The Broncos sent 12 runners to the plate in the third inning, scoring nine runs on six hits, four walks and a Rattler error. By the end of the inning, every batter but one had scored at least once, with three doubles and three singles helping get the job done, to make it 9-3 NMMI.
The Broncos added a solo run in the fourth on a walk and two singles, then closed out the game in the fifth with a one-out error that saw Justin Felix go all the way to third on a dropped fly ball in the outfield. Felix scored on a single by John Jensen; Marion McLean then singled; Pancho Mariscal reached on an error that scored Jensen; Alex Howard singled to load the bases; then Winston Welch scored the game-winning run on a walk-off walk.
Howard led the scoring with a 3-for-3 game, one run scored and 2 RBIs. McLean was 3-for-4 with 2 RBIs and runs scored; and Welch was 2-for-3 with 3 RBIs and one run.
Sunday’s nightcap was the only loss for the Broncos, and again, the bats couldn’t bring the runs in when needed.
“We didn’t do a very good job offensively in Game 4, and they did a better job on the mound as far as executing off-speed pitches,” Cook said. “We didn’t do a good job of being on top of fast balls early in counts and doing things you need to do offensively to combat good off speed. … We let them score six; which is still not a terrible job. We gave them some free bases in an inning and a couple of balls dropped for them, but still, we’ve got to be able to score seven runs or more and that’s a game we should have found a way to win.”
After the Rattlers went up 1-0 in the top of the second on a home run by iron-man catcher Hunter Junge, NMMI matched that in the bottom of the stanza on two singles and two walks, but the Broncos left the bases loaded.
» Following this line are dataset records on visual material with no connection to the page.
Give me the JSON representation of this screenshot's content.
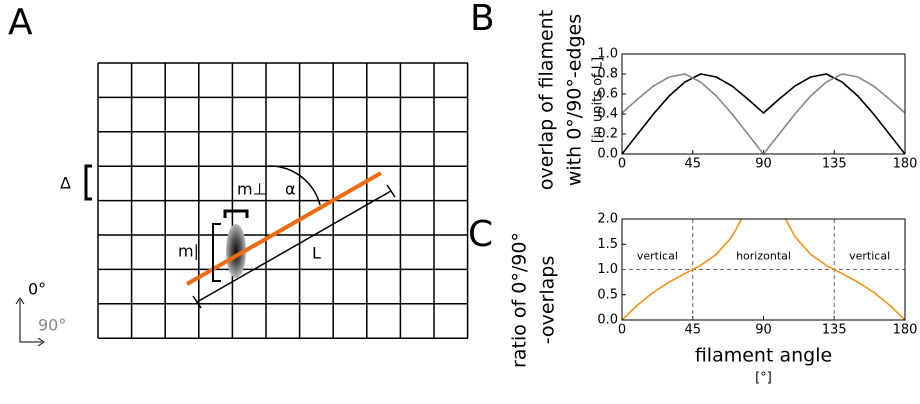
{
  "panel_a": {
    "letter": "A",
    "labels": {
      "delta": "Δ",
      "m_perp": "m⊥",
      "alpha": "α",
      "m_par": "m∥",
      "length": "L",
      "zero": "0°",
      "ninety": "90°"
    }
  },
  "chart_data": [
    {
      "type": "line",
      "letter": "B",
      "y_label_lines": [
        "overlap of filament",
        "with 0°/90°-edges"
      ],
      "y_unit": "[in units of L]",
      "x": [
        0,
        10,
        20,
        30,
        40,
        50,
        60,
        70,
        80,
        90,
        100,
        110,
        120,
        130,
        140,
        150,
        160,
        170,
        180
      ],
      "series": [
        {
          "color": "#000000",
          "values": [
            0,
            0.2,
            0.4,
            0.58,
            0.72,
            0.8,
            0.77,
            0.68,
            0.55,
            0.41,
            0.55,
            0.68,
            0.77,
            0.8,
            0.72,
            0.58,
            0.4,
            0.2,
            0
          ]
        },
        {
          "color": "#888888",
          "values": [
            0.41,
            0.55,
            0.68,
            0.77,
            0.8,
            0.72,
            0.58,
            0.4,
            0.2,
            0,
            0.2,
            0.4,
            0.58,
            0.72,
            0.8,
            0.77,
            0.68,
            0.55,
            0.41
          ]
        }
      ],
      "xlim": [
        0,
        180
      ],
      "xticks": [
        0,
        45,
        90,
        135,
        180
      ],
      "ylim": [
        0,
        1
      ],
      "yticks": [
        {
          "value": 0,
          "label": "0.0"
        },
        {
          "value": 0.2,
          "label": "0.2"
        },
        {
          "value": 0.4,
          "label": "0.4"
        },
        {
          "value": 0.6,
          "label": "0.6"
        },
        {
          "value": 0.8,
          "label": "0.8"
        },
        {
          "value": 1,
          "label": "1.0"
        }
      ]
    },
    {
      "type": "line",
      "letter": "C",
      "y_label_lines": [
        "ratio of 0°/90°",
        "-overlaps"
      ],
      "x_label": "filament angle",
      "x_unit": "[°]",
      "annotations": [
        "vertical",
        "horizontal",
        "vertical"
      ],
      "reference_lines": {
        "x": [
          45,
          135
        ],
        "y": [
          1
        ]
      },
      "x": [
        0,
        10,
        20,
        30,
        40,
        45,
        50,
        60,
        70,
        76,
        90,
        104,
        110,
        120,
        130,
        135,
        140,
        150,
        160,
        170,
        180
      ],
      "series": [
        {
          "color": "#f39419",
          "values": [
            0,
            0.3,
            0.55,
            0.75,
            0.92,
            1.0,
            1.08,
            1.3,
            1.65,
            2.0,
            null,
            2.0,
            1.65,
            1.3,
            1.08,
            1.0,
            0.92,
            0.75,
            0.55,
            0.3,
            0
          ]
        }
      ],
      "xlim": [
        0,
        180
      ],
      "xticks": [
        0,
        45,
        90,
        135,
        180
      ],
      "ylim": [
        0,
        2
      ],
      "yticks": [
        {
          "value": 0,
          "label": "0.0"
        },
        {
          "value": 0.5,
          "label": "0.5"
        },
        {
          "value": 1,
          "label": "1.0"
        },
        {
          "value": 1.5,
          "label": "1.5"
        },
        {
          "value": 2,
          "label": "2.0"
        }
      ]
    }
  ]
}
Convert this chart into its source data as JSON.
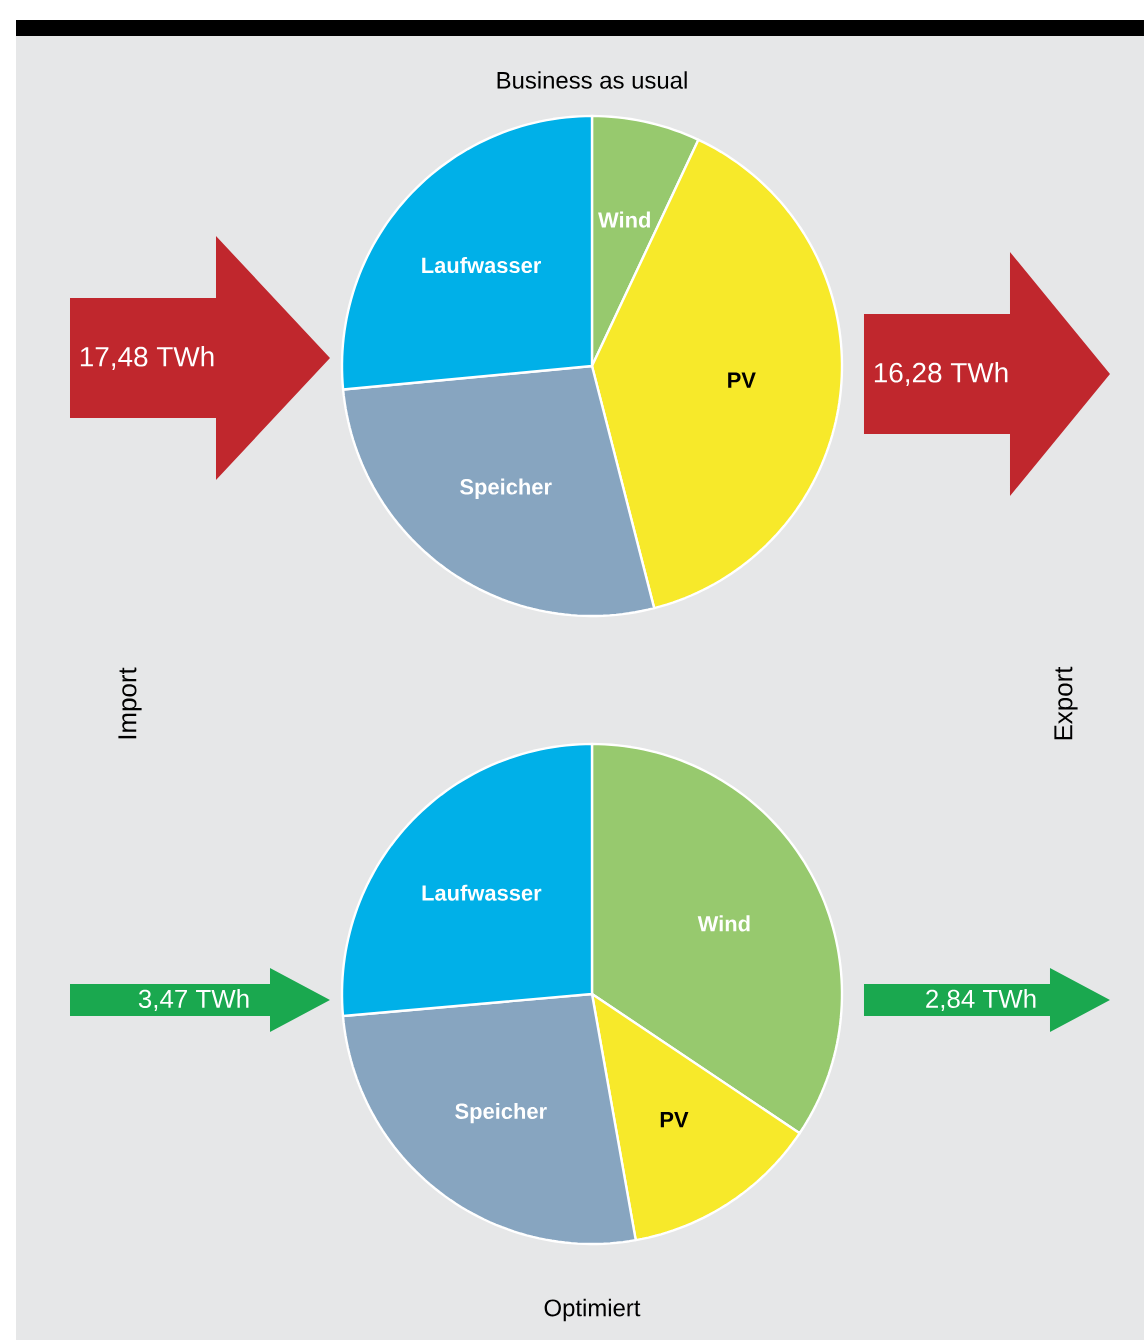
{
  "chart_data": [
    {
      "type": "pie",
      "title": "Business as usual",
      "categories": [
        "Wind",
        "PV",
        "Speicher",
        "Laufwasser"
      ],
      "values": [
        7,
        39,
        27.5,
        26.5
      ],
      "colors": [
        "#97c96e",
        "#f7e92a",
        "#87a5c0",
        "#00b0e8"
      ],
      "annotations": [
        "17,48 TWh",
        "16,28 TWh",
        "Import",
        "Export"
      ]
    },
    {
      "type": "pie",
      "title": "Optimiert",
      "categories": [
        "Wind",
        "PV",
        "Speicher",
        "Laufwasser"
      ],
      "values": [
        34.4,
        12.8,
        26.4,
        26.4
      ],
      "colors": [
        "#97c96e",
        "#f7e92a",
        "#87a5c0",
        "#00b0e8"
      ],
      "annotations": [
        "3,47 TWh",
        "2,84 TWh"
      ]
    }
  ]
}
The Institute broke things open in the third on a double, two singles, two wild pitches, an error and a walk, but that was all the bats would do the rest of the nine-inning game. Meanwhile, the Rattlers scored four off starter Kyle Bosworth, making it 5-4, then added an insurance run in the seventh.
“Credit them for not packing it in,” Cook said of Otero. “They pitched it pretty well in that game and kept us off balance.”
He said the bullpen “was fantastic all weekend and that’s a very, very good sign for us. We’ve just got to get a little more locked in offensively and I think we’ll be doing what we need to do.”
With NMMI Field getting close to completion, the Broncos will host Dodge City, Kans., Friday, Saturday and Sunday at the New Mexico Junior College ballpark in Hobbs. Cook doesn’t think another new park will be a handicap.
“The sun angle will be different at their place, so that’s the biggest difference, other than the park will play bigger and it’ll be aluminum bats,” he said. “We’re going to face another really young team in Dodge City, coming off a World Series appearance last year. But they’re very young. We’re going to have to swing it and I imagine it’ll be another offensive weekend for everybody, so we’ve got to be prepared.”